I Vaeva durante un’esibizione

Tutti i brani sono scritti e arrangiati da loro. Si ritrovano una volta a settimana per 3 ore nella loro sala prove e buttano giù ogni idea che gli passa per la testa. Per realizzare una canzone «solitamente non esiste un procedimento giusto» dice Jacopo. «Alcuni dicono che bisogna partire dalla voce, ma noi tante volte partiamo dalla chitarra e poi aggiungiamo il basso e la batteria». Anche il fattore tempo non è standard: «Ci sono canzoni che continuiamo a scrivere perché magari ci impuntiamo su quell’accordo.
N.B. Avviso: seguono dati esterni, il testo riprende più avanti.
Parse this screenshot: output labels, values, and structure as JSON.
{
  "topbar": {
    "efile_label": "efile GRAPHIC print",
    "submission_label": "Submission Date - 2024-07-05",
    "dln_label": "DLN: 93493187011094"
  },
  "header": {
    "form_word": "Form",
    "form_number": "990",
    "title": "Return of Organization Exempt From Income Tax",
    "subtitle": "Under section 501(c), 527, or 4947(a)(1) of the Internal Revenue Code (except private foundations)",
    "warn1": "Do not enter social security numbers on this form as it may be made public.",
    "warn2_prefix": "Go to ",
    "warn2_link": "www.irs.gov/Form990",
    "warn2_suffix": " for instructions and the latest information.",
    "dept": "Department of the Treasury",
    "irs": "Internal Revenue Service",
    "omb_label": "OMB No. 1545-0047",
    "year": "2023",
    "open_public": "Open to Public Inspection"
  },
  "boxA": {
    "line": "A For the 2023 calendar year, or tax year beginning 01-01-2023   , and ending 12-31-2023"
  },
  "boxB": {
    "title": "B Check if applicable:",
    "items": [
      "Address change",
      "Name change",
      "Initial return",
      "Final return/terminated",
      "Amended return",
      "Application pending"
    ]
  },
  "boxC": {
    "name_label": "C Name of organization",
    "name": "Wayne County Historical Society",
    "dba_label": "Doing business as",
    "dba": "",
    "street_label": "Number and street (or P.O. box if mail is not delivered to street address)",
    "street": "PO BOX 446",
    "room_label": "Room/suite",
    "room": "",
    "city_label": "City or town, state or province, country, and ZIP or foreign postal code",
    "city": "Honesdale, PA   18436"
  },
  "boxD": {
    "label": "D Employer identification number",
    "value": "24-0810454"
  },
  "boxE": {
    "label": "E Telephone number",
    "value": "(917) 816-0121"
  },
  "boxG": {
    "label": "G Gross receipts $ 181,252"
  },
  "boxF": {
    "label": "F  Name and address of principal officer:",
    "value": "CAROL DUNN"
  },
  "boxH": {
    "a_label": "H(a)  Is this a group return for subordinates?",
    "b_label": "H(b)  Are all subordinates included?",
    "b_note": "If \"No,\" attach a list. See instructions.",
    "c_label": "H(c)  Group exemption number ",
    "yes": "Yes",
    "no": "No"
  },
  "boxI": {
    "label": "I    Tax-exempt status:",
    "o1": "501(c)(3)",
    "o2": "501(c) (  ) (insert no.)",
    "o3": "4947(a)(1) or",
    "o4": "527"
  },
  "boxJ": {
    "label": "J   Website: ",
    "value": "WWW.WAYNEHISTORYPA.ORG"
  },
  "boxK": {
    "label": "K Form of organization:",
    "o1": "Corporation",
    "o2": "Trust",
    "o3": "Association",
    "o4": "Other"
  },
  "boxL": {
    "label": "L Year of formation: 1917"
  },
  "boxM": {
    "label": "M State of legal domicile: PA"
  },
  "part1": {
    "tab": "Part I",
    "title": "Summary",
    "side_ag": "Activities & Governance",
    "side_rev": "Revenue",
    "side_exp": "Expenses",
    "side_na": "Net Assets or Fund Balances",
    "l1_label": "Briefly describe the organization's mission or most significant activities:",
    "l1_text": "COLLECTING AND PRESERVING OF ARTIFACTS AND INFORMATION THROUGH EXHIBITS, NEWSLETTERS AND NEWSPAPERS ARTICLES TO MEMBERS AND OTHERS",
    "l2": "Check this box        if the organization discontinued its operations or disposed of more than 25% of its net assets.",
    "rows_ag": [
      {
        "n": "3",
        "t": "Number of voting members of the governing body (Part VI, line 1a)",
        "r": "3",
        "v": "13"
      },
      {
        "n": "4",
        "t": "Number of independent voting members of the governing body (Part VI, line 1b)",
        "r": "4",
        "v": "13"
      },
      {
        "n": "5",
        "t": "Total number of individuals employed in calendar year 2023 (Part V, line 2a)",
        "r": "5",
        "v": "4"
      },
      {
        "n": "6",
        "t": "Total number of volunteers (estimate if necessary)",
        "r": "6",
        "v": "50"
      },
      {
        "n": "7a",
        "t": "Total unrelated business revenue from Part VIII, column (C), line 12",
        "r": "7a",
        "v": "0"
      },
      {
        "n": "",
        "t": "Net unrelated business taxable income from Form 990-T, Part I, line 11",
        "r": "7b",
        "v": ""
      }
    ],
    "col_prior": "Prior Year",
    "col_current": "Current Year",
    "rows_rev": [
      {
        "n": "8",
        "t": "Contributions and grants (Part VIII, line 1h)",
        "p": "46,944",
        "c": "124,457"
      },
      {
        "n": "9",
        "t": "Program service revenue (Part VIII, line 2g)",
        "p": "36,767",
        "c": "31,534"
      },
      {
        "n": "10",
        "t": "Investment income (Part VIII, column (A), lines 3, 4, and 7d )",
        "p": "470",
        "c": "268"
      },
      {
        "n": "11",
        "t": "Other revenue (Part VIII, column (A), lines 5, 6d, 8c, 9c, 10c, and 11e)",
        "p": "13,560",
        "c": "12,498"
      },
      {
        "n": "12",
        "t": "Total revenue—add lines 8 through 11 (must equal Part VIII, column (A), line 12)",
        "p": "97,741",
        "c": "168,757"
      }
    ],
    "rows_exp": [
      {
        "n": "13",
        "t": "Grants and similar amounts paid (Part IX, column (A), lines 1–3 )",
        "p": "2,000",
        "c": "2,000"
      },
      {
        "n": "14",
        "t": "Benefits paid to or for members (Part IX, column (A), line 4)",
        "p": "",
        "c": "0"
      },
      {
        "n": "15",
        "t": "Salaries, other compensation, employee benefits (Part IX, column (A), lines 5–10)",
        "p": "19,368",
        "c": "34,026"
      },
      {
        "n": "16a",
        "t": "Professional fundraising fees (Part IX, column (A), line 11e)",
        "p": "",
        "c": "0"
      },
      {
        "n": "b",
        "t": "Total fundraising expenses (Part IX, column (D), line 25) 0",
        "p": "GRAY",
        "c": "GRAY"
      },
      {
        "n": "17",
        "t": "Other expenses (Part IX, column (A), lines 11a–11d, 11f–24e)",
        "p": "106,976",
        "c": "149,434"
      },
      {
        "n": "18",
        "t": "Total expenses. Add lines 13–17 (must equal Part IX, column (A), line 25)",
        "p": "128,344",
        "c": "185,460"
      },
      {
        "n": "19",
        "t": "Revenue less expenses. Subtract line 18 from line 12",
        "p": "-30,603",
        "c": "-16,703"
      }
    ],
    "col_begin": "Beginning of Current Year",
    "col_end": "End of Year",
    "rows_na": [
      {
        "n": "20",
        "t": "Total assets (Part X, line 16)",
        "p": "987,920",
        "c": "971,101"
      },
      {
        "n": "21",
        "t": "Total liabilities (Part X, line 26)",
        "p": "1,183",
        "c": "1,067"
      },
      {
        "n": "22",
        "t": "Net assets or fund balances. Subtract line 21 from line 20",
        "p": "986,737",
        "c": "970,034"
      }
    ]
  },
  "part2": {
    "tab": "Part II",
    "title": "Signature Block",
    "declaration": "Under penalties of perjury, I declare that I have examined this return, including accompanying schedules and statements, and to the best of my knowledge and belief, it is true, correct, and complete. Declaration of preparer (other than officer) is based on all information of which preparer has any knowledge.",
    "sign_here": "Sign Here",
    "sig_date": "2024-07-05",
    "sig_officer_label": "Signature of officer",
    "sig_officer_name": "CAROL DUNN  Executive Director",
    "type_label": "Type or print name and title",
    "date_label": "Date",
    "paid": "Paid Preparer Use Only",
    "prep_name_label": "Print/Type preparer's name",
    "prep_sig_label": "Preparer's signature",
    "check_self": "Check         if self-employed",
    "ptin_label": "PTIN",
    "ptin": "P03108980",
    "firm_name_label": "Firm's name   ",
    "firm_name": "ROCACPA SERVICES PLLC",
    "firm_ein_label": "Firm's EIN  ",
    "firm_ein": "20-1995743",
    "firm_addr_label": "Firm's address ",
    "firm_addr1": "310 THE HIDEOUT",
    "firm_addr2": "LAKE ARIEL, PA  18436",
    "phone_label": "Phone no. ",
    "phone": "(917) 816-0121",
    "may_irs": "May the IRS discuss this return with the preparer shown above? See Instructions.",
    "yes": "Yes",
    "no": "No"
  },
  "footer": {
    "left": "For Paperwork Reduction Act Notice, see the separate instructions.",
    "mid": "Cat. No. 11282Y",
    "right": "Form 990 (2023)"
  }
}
E poi altri pezzi che invece iniziamo e finiamo subito».

LA MUSICA OGGI
I Vaeva vincono il contest SanMetro nel 2024

Fondamentale la riflessione sul mondo della musica oggi, in cui spesso gli artisti cantano canzoni che non hanno scritto loro. È Sara a parlare: «Pensare che qualcuno mi scriva la canzone è assurdo, mi sembrerebbe di cantare una cover». Jacopo aggiunge: «Ho letto un commento che diceva “Fate dei testi che sono infantili”, ma non esiste un ventenne che scrive come un cinquantenne. Quello che scriviamo riflette l’età che abbiamo e le cose che stiamo vivendo». Infatti, secondo Sara, «la musica non va scritta perché devi pubblicare un pezzo, ma perché vuoi trasmettere qualcosa».

Ecco che i Vaeva, fedeli alle loro idee, si distaccano totalmente dalle mode odierne, tanto che Jacopo dice: «Oggi essere trasgressivi vuol dire, paradossalmente, essere gentili come Lucio Corsi». La band ha ben chiaro il suo percorso, e rappresenta quel mercato musicale giovane che ha voglia di farsi conoscere e, soprattutto, che ha tanto da dire. In un contesto artistico sempre più omologato e asettico, gli artisti emergenti potrebbero essere la chiave per far tornare di moda l’originalità della musica.